In the run-up to the national elections in September 2018, concerns have been raised over the continued ban on political parties in Swaziland, including by US Ambassador to Swaziland, Lisa Peterson. Political parties are not allowed to participate in elections (only individuals are allowed as candidates), and groups that advocate for democratic reform are prosecuted under the Suppression of Terrorism Act. The High Court dismissed, on 20th July, an application by the Swaziland Democratic Party (SWADEPA) requesting that candidates should be allowed to declare their support for political parties, and to "wear and display the symbols and slogans of the political party to which they belong, should be entitled to advocate for the political party’s policies and programmes should they so wish during their campaigning and should be able to receive endorsement and financial support from such political party". Previously in 2009, the Supreme Court ruled that the exclusion of political parties from the electoral process did not violate article 25 of the Constitution guaranteeing freedom of association. 
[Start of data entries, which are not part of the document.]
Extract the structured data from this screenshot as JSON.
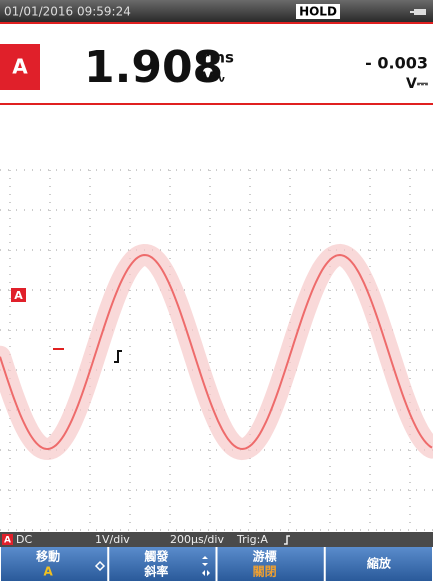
{
  "header": {
    "timestamp": "01/01/2016 09:59:24",
    "hold": "HOLD"
  },
  "reading": {
    "channel": "A",
    "value": "1.908",
    "unit_top": "rms",
    "unit_bottom": "V∿",
    "secondary_value": "- 0.003",
    "secondary_unit": "V⎓"
  },
  "trace": {
    "label": "A"
  },
  "status": {
    "channel": "A",
    "coupling": "DC",
    "vdiv": "1V/div",
    "tdiv": "200µs/div",
    "trigger": "Trig:A"
  },
  "softkeys": [
    {
      "line1": "移動",
      "line2": "A"
    },
    {
      "line1": "觸發",
      "line2": "斜率"
    },
    {
      "line1": "游標",
      "line2": "關閉"
    },
    {
      "line1": "縮放"
    }
  ]
}
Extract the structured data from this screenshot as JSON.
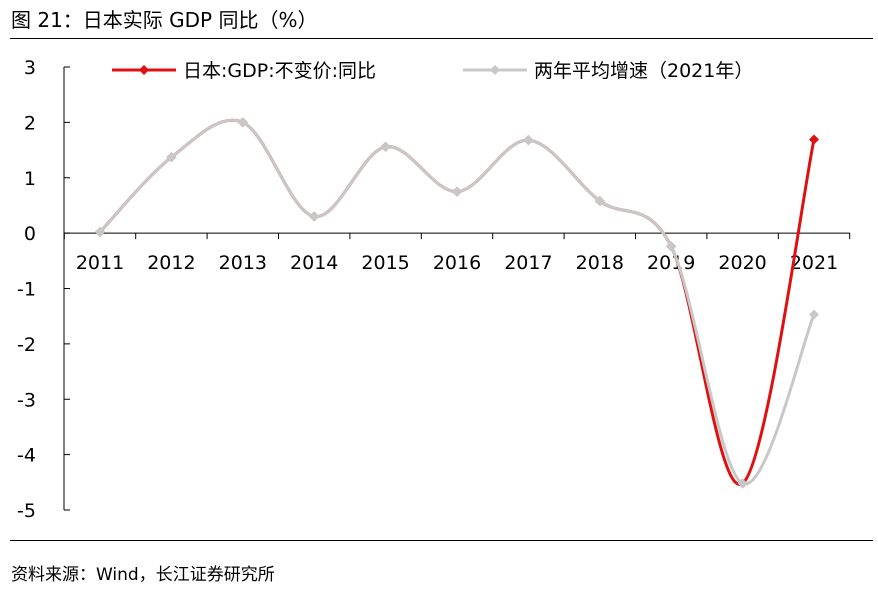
{
  "header": {
    "title": "图 21：日本实际 GDP 同比（%）"
  },
  "footer": {
    "source": "资料来源：Wind，长江证券研究所"
  },
  "chart_data": {
    "type": "line",
    "title": "图 21：日本实际 GDP 同比（%）",
    "xlabel": "",
    "ylabel": "",
    "categories": [
      "2011",
      "2012",
      "2013",
      "2014",
      "2015",
      "2016",
      "2017",
      "2018",
      "2019",
      "2020",
      "2021"
    ],
    "ylim": [
      -5,
      3
    ],
    "yticks": [
      3,
      2,
      1,
      0,
      -1,
      -2,
      -3,
      -4,
      -5
    ],
    "grid": false,
    "legend_position": "top",
    "series": [
      {
        "name": "日本:GDP:不变价:同比",
        "color": "#E01010",
        "marker": "diamond",
        "values": [
          0.02,
          1.37,
          2.0,
          0.3,
          1.56,
          0.75,
          1.68,
          0.58,
          -0.24,
          -4.52,
          1.69
        ]
      },
      {
        "name": "两年平均增速（2021年）",
        "color": "#C8C8C8",
        "marker": "diamond",
        "values": [
          0.02,
          1.37,
          2.0,
          0.3,
          1.56,
          0.75,
          1.68,
          0.58,
          -0.24,
          -4.52,
          -1.47
        ]
      }
    ]
  }
}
In another legal case, human rights activist Thulani Maseko is challenging the change of the name of Swaziland into eSwatini in a submission to the High Court in July 2018, stating that the decision of King Mswati III in April is against the Constitution and that public was not consulted in the decision. Maseko said to AFP: 

"What law did he use when he changed the name of the country? The name of the country is spelled out in the constitution and the constitution is the supreme law. Let us ask ourselves if the King can single handedly amend the constitution by legal notice."
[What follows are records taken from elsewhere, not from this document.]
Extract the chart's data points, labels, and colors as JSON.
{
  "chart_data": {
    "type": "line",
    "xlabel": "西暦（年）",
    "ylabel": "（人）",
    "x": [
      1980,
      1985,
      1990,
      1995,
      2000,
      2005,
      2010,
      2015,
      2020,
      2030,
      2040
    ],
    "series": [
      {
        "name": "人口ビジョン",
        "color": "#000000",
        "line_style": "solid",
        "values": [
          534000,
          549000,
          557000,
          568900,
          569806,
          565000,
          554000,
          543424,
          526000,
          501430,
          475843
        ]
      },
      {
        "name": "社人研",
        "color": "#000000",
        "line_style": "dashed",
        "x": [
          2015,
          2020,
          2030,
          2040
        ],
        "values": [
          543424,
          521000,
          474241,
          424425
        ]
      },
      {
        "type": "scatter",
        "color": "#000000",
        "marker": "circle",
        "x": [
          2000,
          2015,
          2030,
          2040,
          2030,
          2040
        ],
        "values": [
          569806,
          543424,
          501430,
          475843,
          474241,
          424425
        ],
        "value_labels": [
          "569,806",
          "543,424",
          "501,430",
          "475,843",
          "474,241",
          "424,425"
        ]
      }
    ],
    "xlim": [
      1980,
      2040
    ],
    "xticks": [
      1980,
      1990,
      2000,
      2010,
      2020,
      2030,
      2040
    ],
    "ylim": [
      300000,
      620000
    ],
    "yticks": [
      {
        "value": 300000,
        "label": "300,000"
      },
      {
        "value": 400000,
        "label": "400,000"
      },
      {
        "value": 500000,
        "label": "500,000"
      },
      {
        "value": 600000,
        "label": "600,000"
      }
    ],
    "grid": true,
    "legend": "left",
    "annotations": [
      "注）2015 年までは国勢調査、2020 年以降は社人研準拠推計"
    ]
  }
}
At the time of writing, the High Court has not yet responded to the submission. 

Expression

According to an article in the Swazi Observer, the Minister of Health Sibongile Ndlela-Simelane called for police officers, on 13th July, to arrest a Sunday Observer journalist after she saw him taking a picture of cars parked at the office of the Deputy Minister, and demanded the pictures to be removed. The journalist took pictures in response to an article alleging the government-owned BMW vehicles were in a bad state. Police officers let the journalist go, as there were no grounds for charges. 
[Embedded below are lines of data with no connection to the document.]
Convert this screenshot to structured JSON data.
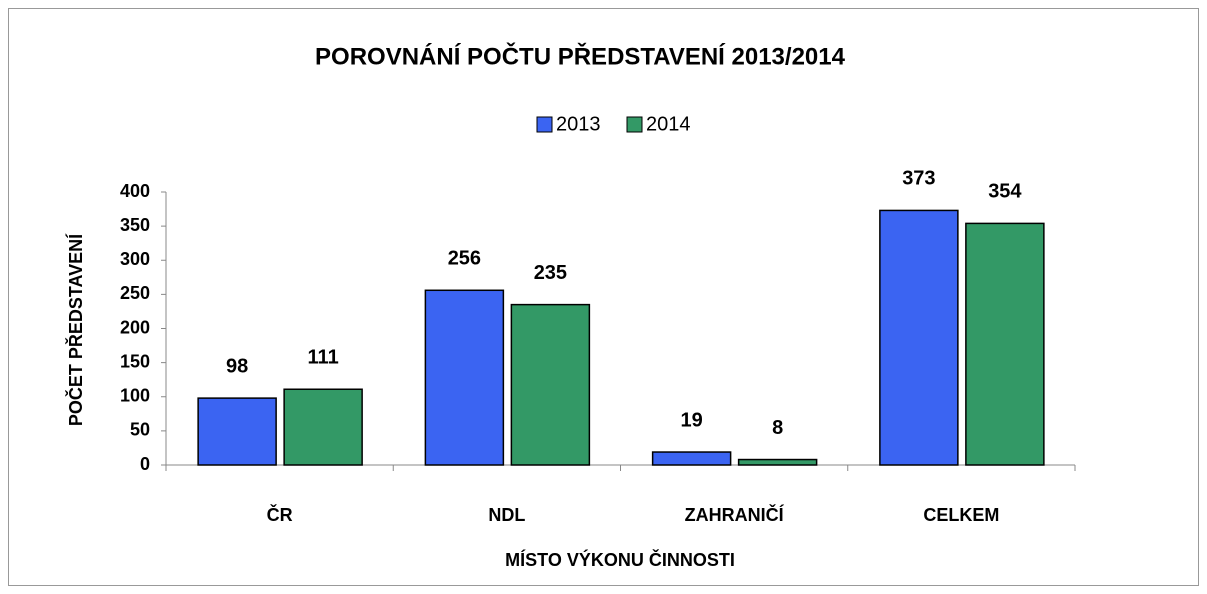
{
  "chart_data": {
    "type": "bar",
    "title": "POROVNÁNÍ POČTU PŘEDSTAVENÍ 2013/2014",
    "categories": [
      "ČR",
      "NDL",
      "ZAHRANIČÍ",
      "CELKEM"
    ],
    "series": [
      {
        "name": "2013",
        "color": "#3b64f2",
        "values": [
          98,
          256,
          19,
          373
        ]
      },
      {
        "name": "2014",
        "color": "#339966",
        "values": [
          111,
          235,
          8,
          354
        ]
      }
    ],
    "ylim": [
      0,
      400
    ],
    "yticks": [
      0,
      50,
      100,
      150,
      200,
      250,
      300,
      350,
      400
    ],
    "y_label": "POČET PŘEDSTAVENÍ",
    "x_label": "MÍSTO VÝKONU ČINNOSTI",
    "legend": "top"
  }
}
On 7th February, correctional officers allegedly assaulted photographer Lucky Simelane of Swazi Observer near Kwaluseni, according to an article by Swazi Media Commentary. Simelane was taking pictures of a convoy of overloaded vans and trucks travelling from His Majesty's Correctional Services when about 10 correctional officers jumped out of the van and tried to grab the camera of the journalist, who was still in his car. 

On 4th May 2018, the Media Institute of Southern Africa (MISA) and UNESCO's International Programme for the Development of Communication launched the report entitled "Assessment of Media Development in Swaziland". Besides calling for the prioritization of media law and policy reform and repealing restrictive legal provisions, the study also revealed a lack of editorial independence in both private and state media. In a survey conducted in 2015, 70 percent of the journalists surveyed answered ' yes' or 'yes, more than once' to the question whether they have been faced with attempts by external actors (political or commercial) to influence the editorial content of articles or stories they were working on.